Revisiting the Trysting Place

Photo | Lisa Dane Nora Caplan revisits the historic Willard Hotel in Washington, D.C., during the Christmas holidays.

Photo | Lisa Dane
Nora Caplan revisits the historic Willard Hotel in Washington, D.C., during the Christmas holidays.


During the Christmas holidays, my family gave me a rare treat—an auto tour of downtown Washington, D.C. They didn’t know, however, when we took a break at the historic Willard Hotel just how personally significant this landmark was to us. Even I had forgotten the importance of the Willard when I was in my early twenties and had just moved to D.C. from Springfield, Missouri.

At that time our nation’s capital may have seemed provincial to sophisticated world travelers, but it was impressive to me. I loved having lunch on Saturdays at Garfinckel’s when the store had a fashion show with models displaying the latest outfits as they strolled around the tearoom. Long before the Kennedy Center was built, it was thrilling to me to be able to see live dramas starring famous actors at the National Theatre, or attend a concert at Constitution Hall. Usually, though, most of my dates took me to a movie at the Warner Theater on 13th Street, where occasionally there might be a short stage show during intermission.

I had been recruited by the Veterans Administration (VA) in the late 1940s when it was converting G.I.s’ insurance from temporary to permanent plans. I had accepted a lowly time clerk’s position rather than continue teaching English in a consolidated high school in rural southwestern Missouri. The VA paid my train fare to D.C. I wouldn’t be totally on my own because my favorite aunt lived in nearby Prince George’s County, Maryland. She had arranged for me to share an apartment with her friend’s daughter who lived near George Washington University. If I managed to get up early enough, I could easily walk to Constitution Avenue where the VA’s offices were located in the old Munitions Buildings, still temporary after having been constructed during World War I. But if I overslept (which happened far too often), I had to take a taxi; the accumulated fares whittled away my pittance of a paycheck.

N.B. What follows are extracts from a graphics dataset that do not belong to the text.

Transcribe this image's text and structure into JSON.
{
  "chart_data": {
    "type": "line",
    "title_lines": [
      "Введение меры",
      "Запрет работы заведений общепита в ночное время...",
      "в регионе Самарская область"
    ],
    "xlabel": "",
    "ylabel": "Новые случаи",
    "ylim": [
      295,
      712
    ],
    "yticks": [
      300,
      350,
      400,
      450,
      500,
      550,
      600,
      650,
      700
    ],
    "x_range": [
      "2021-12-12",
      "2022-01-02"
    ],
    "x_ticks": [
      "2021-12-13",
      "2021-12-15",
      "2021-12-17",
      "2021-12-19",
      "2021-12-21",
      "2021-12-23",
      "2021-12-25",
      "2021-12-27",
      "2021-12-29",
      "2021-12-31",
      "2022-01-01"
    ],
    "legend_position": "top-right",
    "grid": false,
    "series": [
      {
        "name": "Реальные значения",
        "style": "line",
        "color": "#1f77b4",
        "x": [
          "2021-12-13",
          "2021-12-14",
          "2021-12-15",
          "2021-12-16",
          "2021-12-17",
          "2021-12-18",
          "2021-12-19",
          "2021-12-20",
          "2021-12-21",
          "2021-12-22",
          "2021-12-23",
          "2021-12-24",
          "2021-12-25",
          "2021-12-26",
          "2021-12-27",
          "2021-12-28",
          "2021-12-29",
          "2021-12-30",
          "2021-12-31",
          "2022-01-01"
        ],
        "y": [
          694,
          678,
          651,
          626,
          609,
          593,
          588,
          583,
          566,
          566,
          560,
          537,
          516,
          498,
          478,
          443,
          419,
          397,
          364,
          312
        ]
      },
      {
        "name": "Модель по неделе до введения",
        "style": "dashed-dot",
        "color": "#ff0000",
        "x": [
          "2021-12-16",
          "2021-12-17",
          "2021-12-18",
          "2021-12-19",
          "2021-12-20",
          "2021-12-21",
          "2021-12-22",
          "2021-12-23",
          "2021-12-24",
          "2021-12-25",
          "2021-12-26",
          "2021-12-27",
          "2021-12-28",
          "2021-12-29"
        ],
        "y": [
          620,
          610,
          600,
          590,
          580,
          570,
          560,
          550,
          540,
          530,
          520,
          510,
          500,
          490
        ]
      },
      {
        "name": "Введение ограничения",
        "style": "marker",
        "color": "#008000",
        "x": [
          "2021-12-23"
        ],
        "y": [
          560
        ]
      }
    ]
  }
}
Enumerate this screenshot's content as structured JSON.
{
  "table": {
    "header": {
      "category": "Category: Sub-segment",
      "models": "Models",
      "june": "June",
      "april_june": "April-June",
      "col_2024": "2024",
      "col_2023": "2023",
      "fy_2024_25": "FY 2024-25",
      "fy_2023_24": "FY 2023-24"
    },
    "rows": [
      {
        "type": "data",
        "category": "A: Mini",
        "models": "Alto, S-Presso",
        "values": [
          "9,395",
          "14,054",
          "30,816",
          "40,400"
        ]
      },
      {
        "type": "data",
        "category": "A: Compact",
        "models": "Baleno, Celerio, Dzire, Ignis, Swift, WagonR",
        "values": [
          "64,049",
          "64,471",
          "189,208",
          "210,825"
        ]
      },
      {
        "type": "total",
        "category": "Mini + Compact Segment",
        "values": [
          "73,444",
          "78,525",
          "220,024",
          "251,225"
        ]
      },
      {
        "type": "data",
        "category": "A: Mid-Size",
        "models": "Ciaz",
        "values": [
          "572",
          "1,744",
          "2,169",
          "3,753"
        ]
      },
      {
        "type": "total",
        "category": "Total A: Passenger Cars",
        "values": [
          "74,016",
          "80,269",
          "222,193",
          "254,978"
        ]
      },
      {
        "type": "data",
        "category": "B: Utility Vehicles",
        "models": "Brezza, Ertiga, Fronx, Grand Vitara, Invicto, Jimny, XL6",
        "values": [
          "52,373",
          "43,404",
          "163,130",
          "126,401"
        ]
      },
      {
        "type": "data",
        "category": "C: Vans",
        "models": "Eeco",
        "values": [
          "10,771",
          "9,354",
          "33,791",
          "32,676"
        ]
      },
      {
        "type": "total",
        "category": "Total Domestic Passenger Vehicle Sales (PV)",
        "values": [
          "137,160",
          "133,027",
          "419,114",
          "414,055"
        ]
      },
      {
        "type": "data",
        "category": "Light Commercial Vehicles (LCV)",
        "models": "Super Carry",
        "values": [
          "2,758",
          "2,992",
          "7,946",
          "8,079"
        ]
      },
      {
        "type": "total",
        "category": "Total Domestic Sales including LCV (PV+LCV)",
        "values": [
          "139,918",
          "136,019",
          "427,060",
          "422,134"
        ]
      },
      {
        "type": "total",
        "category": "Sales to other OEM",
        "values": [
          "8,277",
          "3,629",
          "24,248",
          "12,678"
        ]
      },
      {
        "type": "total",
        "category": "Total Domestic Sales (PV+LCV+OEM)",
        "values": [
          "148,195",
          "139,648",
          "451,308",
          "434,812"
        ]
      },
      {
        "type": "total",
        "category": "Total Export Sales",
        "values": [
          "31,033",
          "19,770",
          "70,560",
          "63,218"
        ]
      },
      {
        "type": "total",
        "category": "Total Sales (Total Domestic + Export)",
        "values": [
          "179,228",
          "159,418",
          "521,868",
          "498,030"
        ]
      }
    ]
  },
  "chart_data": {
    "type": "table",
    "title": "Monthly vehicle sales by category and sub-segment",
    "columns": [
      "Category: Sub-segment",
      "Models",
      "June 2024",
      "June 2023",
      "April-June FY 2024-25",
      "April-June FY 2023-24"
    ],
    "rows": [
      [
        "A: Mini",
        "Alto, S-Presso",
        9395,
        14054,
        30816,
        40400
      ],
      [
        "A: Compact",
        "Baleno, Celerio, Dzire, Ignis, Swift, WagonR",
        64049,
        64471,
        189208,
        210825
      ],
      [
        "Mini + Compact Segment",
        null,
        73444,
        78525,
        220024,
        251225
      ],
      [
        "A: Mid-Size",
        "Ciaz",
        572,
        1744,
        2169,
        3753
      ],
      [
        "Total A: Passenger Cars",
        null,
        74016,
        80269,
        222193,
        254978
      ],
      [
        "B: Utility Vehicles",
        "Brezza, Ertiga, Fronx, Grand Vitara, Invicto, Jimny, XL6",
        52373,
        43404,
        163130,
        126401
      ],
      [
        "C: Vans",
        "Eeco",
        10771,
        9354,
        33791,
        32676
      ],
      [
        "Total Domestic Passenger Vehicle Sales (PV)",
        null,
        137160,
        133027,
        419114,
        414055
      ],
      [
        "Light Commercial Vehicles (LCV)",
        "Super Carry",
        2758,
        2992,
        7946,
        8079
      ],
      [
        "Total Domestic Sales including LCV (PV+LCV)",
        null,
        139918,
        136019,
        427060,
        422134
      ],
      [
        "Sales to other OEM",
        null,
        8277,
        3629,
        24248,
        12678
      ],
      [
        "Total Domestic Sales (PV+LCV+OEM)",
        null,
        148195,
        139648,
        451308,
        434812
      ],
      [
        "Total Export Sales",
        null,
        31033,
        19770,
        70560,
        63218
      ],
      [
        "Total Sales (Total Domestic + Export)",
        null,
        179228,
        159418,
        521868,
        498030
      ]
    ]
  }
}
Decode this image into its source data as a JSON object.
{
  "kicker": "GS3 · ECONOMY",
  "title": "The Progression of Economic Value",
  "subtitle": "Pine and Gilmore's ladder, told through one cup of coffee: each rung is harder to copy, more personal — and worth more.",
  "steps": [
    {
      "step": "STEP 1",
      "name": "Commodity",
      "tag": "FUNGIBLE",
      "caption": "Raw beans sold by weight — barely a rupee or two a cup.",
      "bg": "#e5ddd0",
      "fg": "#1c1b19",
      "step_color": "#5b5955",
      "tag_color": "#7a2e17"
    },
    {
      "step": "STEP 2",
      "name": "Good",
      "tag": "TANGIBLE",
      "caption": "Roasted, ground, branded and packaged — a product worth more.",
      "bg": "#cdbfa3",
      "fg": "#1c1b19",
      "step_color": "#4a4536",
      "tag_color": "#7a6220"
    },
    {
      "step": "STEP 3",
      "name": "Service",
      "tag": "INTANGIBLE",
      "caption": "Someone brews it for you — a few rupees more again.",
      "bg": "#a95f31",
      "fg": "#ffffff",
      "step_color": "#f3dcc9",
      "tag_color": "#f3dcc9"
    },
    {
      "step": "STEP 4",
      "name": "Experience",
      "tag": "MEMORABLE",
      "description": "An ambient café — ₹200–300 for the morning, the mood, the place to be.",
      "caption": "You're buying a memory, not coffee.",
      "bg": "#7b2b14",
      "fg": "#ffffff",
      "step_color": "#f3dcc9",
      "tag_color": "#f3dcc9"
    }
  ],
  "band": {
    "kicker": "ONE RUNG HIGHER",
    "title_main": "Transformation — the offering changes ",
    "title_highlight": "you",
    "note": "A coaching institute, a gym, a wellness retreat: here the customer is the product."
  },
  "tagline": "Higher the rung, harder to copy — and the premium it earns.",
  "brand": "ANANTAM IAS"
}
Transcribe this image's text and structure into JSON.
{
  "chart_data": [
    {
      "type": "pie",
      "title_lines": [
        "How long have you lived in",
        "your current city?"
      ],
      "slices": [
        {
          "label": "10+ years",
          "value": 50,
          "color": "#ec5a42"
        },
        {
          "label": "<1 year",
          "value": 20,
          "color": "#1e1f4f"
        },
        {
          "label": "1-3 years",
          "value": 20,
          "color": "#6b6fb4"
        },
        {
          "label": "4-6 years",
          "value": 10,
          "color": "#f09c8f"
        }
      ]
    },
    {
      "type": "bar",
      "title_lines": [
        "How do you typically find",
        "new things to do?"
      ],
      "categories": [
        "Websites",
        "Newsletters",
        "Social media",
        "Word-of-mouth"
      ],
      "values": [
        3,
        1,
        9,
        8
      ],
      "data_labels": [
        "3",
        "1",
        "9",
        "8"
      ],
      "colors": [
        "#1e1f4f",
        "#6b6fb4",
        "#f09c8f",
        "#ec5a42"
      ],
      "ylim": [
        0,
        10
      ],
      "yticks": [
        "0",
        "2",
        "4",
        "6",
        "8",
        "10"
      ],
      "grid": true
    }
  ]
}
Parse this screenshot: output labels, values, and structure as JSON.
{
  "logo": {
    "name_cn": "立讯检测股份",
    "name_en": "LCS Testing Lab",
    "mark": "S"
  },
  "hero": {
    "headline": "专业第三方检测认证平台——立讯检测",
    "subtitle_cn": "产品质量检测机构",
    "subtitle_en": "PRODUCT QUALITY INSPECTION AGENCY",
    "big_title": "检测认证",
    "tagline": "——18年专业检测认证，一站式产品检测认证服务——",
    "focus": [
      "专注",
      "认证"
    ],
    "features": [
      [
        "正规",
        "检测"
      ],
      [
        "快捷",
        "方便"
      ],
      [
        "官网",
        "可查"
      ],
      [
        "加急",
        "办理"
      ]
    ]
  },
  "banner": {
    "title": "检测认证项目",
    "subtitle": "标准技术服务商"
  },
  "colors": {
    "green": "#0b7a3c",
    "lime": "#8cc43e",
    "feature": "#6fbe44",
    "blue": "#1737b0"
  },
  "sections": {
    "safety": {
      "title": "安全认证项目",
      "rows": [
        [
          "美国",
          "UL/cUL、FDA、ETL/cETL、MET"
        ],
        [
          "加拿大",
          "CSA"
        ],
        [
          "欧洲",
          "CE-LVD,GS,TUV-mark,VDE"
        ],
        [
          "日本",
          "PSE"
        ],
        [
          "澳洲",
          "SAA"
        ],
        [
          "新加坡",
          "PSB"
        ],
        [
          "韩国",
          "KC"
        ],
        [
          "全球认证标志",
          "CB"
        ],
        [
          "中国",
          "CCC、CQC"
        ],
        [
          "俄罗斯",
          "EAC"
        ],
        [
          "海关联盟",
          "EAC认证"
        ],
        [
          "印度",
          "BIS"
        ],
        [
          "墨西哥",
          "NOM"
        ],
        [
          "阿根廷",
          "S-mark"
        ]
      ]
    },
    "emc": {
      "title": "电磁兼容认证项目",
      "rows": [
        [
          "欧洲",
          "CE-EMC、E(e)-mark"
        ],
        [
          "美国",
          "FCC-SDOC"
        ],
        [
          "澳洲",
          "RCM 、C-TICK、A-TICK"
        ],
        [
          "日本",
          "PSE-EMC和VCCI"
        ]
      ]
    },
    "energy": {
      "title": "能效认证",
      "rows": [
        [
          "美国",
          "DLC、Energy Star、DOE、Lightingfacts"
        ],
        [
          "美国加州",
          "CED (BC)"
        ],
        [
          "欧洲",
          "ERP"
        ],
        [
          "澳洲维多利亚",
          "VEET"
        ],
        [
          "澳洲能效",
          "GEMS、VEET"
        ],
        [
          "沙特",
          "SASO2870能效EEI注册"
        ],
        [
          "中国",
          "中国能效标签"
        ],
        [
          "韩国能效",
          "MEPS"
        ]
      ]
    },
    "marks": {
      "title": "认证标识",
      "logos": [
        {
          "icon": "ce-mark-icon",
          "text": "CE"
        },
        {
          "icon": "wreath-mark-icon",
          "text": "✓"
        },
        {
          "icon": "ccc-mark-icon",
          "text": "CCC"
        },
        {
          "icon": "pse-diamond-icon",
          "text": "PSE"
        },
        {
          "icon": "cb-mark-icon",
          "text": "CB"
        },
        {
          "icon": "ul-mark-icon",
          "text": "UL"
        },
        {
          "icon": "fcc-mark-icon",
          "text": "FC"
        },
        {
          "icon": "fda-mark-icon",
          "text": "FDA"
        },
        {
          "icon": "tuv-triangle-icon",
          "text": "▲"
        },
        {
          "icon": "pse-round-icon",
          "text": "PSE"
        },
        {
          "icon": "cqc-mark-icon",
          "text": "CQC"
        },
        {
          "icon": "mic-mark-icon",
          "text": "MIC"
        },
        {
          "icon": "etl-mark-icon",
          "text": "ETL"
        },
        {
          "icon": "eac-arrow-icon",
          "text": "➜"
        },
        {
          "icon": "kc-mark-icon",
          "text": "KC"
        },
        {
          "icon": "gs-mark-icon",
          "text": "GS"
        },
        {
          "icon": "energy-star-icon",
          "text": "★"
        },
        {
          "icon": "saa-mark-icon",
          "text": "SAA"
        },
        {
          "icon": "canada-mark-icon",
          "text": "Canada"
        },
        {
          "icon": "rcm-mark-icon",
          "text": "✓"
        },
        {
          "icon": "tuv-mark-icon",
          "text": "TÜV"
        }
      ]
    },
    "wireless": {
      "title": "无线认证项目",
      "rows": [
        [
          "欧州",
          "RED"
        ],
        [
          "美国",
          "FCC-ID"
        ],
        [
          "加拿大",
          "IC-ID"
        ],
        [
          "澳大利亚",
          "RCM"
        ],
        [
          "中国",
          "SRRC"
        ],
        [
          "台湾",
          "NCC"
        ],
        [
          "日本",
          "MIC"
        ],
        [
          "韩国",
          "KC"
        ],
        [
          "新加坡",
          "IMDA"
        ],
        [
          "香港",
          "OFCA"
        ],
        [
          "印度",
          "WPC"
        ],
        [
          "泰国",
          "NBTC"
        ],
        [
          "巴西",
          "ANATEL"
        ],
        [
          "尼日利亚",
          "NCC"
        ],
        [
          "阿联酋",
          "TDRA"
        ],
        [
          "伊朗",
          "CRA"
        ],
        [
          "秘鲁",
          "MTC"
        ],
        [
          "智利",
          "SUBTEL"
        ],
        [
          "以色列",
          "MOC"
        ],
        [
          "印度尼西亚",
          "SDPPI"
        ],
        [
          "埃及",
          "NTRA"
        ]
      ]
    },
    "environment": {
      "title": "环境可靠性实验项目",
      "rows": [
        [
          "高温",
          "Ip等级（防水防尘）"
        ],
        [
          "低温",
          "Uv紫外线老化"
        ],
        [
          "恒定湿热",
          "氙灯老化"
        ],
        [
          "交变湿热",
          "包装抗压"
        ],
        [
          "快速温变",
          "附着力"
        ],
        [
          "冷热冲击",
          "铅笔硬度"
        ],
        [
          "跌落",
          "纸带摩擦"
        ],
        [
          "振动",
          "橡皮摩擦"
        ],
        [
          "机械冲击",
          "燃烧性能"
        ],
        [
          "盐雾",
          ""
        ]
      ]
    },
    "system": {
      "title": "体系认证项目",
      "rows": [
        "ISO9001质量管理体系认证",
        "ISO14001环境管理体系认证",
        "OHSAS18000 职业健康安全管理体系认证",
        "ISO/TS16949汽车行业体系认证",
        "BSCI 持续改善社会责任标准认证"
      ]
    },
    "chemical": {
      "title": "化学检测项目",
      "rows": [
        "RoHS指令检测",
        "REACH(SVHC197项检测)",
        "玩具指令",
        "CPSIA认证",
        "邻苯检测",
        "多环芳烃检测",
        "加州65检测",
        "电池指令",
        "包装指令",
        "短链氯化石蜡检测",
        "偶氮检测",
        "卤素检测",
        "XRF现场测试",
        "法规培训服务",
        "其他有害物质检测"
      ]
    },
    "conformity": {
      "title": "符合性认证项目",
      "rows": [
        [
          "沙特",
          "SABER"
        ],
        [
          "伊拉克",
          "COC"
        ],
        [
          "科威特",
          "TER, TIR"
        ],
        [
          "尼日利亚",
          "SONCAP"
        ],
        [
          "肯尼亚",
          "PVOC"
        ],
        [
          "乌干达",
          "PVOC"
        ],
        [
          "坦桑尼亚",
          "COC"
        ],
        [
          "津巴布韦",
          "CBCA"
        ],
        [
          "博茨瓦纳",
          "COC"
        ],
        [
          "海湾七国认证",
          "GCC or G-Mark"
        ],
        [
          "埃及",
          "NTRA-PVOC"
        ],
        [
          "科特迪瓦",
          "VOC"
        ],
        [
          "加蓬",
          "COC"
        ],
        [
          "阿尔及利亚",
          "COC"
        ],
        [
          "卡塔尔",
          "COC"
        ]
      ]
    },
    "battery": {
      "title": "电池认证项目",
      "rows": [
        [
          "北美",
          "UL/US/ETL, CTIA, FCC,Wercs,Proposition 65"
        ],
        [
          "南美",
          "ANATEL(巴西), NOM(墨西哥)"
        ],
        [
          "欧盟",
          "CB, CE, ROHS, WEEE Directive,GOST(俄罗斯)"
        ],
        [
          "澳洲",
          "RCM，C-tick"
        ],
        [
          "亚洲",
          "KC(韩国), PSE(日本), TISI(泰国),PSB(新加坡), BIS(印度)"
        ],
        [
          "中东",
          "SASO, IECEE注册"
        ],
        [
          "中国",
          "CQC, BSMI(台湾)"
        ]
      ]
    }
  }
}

About a year after I began working for the government, the VA transferred me to a different section. Midway in the row of insurance examiners’ desks facing me was a handsome man with wavy black hair, brown eyes and olive skin. I was attracted to him because of his good looks and for some unknown reason, his faraway expression reminded me of an explorer of distant lands and exotic places. When he asked me out to dinner and a movie, I was pleased to accept his invitation. We agreed to meet downtown at the Willard, which was a popular trysting place for couples, especially in the initial stage of their courtship. I could easily get there by bus from the rooming house just off Connecticut Avenue near Dupont Circle where by then I was living. Our date was set for the following Saturday.

Unfortunately, just as I set forth for the bus stop on Connecticut, it began to rain. I had an umbrella, but I wasn’t wearing a raincoat. The pre-dinner hour traffic was heavy, and cars as they passed sent sheets of rain water toward me as I waited on the sidewalk for the bus. Soon an impatient driver, who barely missed the curb, absolutely drenched me with a gutter full of the downpour. After I recovered from the initial shock, I was dismayed. I hadn’t allowed extra time for emergencies. There was no payphone in the vicinity so that I could call my date to explain what had happened. (Cellphones were far in the future.) I was miserable in my soaked clothes. There was no other alternative than to return to the red brick row house where I lived and change from top to bottom, don my raincoat, and try to flag down a cab. Finally, after jumping into a taxi, I panted with anxiety. Would he wait for me? Would he believe my reason for being so late? How angry might he be with me?

When we arrived at the Willard, I dashed up the steps and said, “No, thanks” to the doorman who tried to offer his assistance. Normally I would have been awed and respectful of the elegant lobby with its columns and deep-cushioned furniture, and especially the smartly uniformed staff. But I only had eyes for my date.

I spotted him sitting at the end of a sofa. He had a grim look on his face as he rose and approached me. “I was about to take a powder.” He never minced words when he was angry, I discovered later. I babbled an apology that I still don’t know if he really believed. (He was a street-wise, Baltimore-born and raised product, so different from the corn-fed guys I had known and understood.)

This was my first acquaintance with the Willard Hotel. No wonder that the Christmas Eve of 2015 I took my time, appreciating every detail of the lobby and relishing the comfort of the armchairs. The head pastry chef even took a break from his supervising the preparations for Christmas morning buffet in an adjacent hall to show us his current creation—a model of the Capitol, made from gingerbread.

I think it was the columns wound around with Christmas garlands that reminded me of that rainy night so many years ago when at last I was forgiven for being late by our future children’s father. I thought I was recounting a familiar family story to my children, as we relaxed in the hotel lobby, but amazingly they had never heard what a part the Willard had played in their very existence.